Suppose I want to recommend some essential fatty acids. I never say, "Eat some salmon or trout every day." I say, "Take six grams of fish oil capsules, two capsules three times a day." Or I say, "You must add one tablespoon of flaxseed oil to every blender drink." My ideal choice for dietary fat would be whole-food sources, like fish, nuts, avocados or olives, as their various trace micronutrients have added benefit; however, I accept the fact that while bodybuilders won't eat fatty foods, they will consume fat "supplements." Most bodybuilders treat fat as a micronutrient, taking in only milligrams a day, not as a major source of energy calories. Yes, you can consume the bare minimum of essential fatty acids in capsule form, whether it be fish oils or the more exotic hemp-seed oils, but a few capsules won't add enough calories to tip the anabolic balance in your favor. You need to have at least 20 percent of your daily calories coming from fats to improve protein synthesis. Remember, there's no research showing that adding prohormones will improve protein synthesis, but there is such research on dietary fats.
To make it easy, I like to recommend splitting your fats into thirds: Of your minimum 20 percent fat calories, about 7 percent should come from saturated fats (all meat, dairy and MCT fats qualify), another 7 percent from essential fatty acids (from vegetable oil sources) and the last 7 percent from monounsaturated fats found in olive oil and macadamia nut oil.

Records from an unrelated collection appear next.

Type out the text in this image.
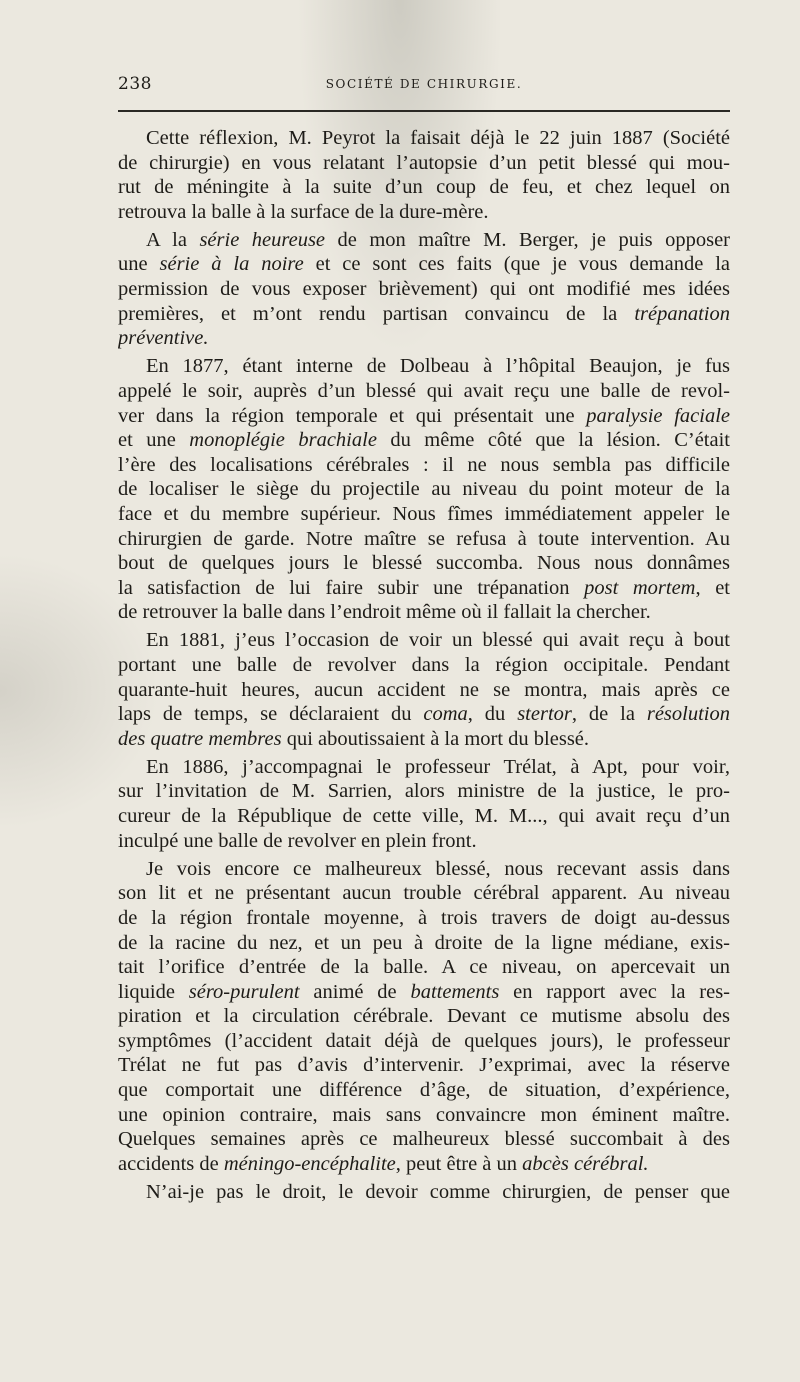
238	SOCIÉTÉ DE CHIRURGIE.
Cette réflexion, M. Peyrot la faisait déjà le 22 juin 1887 (Société
de chirurgie) en vous relatant l’autopsie d’un petit blessé qui mou-
rut de méningite à la suite d’un coup de feu, et chez lequel on
retrouva la balle à la surface de la dure-mère.
A la série heureuse de mon maître M. Berger, je puis opposer
une série à la noire et ce sont ces faits (que je vous demande la
permission de vous exposer brièvement) qui ont modifié mes idées
premières, et m’ont rendu partisan convaincu de la trépanation
préventive.
En 1877, étant interne de Dolbeau à l’hôpital Beaujon, je fus
appelé le soir, auprès d’un blessé qui avait reçu une balle de revol-
ver dans la région temporale et qui présentait une paralysie faciale
et une monoplégie brachiale du même côté que la lésion. C’était
l’ère des localisations cérébrales : il ne nous sembla pas difficile
de localiser le siège du projectile au niveau du point moteur de la
face et du membre supérieur. Nous fîmes immédiatement appeler le
chirurgien de garde. Notre maître se refusa à toute intervention. Au
bout de quelques jours le blessé succomba. Nous nous donnâmes
la satisfaction de lui faire subir une trépanation post mortem, et
de retrouver la balle dans l’endroit même où il fallait la chercher.
En 1881, j’eus l’occasion de voir un blessé qui avait reçu à bout
portant une balle de revolver dans la région occipitale. Pendant
quarante-huit heures, aucun accident ne se montra, mais après ce
laps de temps, se déclaraient du coma, du stertor, de la résolution
des quatre membres qui aboutissaient à la mort du blessé.
En 1886, j’accompagnai le professeur Trélat, à Apt, pour voir,
sur l’invitation de M. Sarrien, alors ministre de la justice, le pro-
cureur de la République de cette ville, M. M..., qui avait reçu d’un
inculpé une balle de revolver en plein front.
Je vois encore ce malheureux blessé, nous recevant assis dans
son lit et ne présentant aucun trouble cérébral apparent. Au niveau
de la région frontale moyenne, à trois travers de doigt au-dessus
de la racine du nez, et un peu à droite de la ligne médiane, exis-
tait l’orifice d’entrée de la balle. A ce niveau, on apercevait un
liquide séro-purulent animé de battements en rapport avec la res-
piration et la circulation cérébrale. Devant ce mutisme absolu des
symptômes (l’accident datait déjà de quelques jours), le professeur
Trélat ne fut pas d’avis d’intervenir. J’exprimai, avec la réserve
que comportait une différence d’âge, de situation, d’expérience,
une opinion contraire, mais sans convaincre mon éminent maître.
Quelques semaines après ce malheureux blessé succombait à des
accidents de méningo-encéphalite, peut être à un abcès cérébral.
N’ai-je pas le droit, le devoir comme chirurgien, de penser que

You need to have at least 20 percent of your daily calories coming from fats to improve protein synthesis. Remember, there's no research showing that adding prohormones will improve protein synthesis, but there is such research on dietary fats.
Eat three solid-food meals. Drink three blender protein drinks, and in each one include one tablespoon of MCT oil and one tablespoon of flaxseed oil or use oil capsules.
My top anabolic choice: 20 to 30 percent of your calories coming from dietary fats every day. Eat three solid-food meals. Drink three blender protein drinks, and in each one include one tablespoon of MCT oil and one tablespoon of flaxseed oil or use oil capsules. Make sure you use two tablespoons of olive oil on your salad greens. If you can't stand olive oil (I can't), use macadamia nuts or their oil. And take six fish oil capsules a day. If you do that every day, you'll be getting at least 20 percent of your calories from dietary fats. Your body will improve protein synthesis, and less of the protein you consume will be oxidized as an energy source.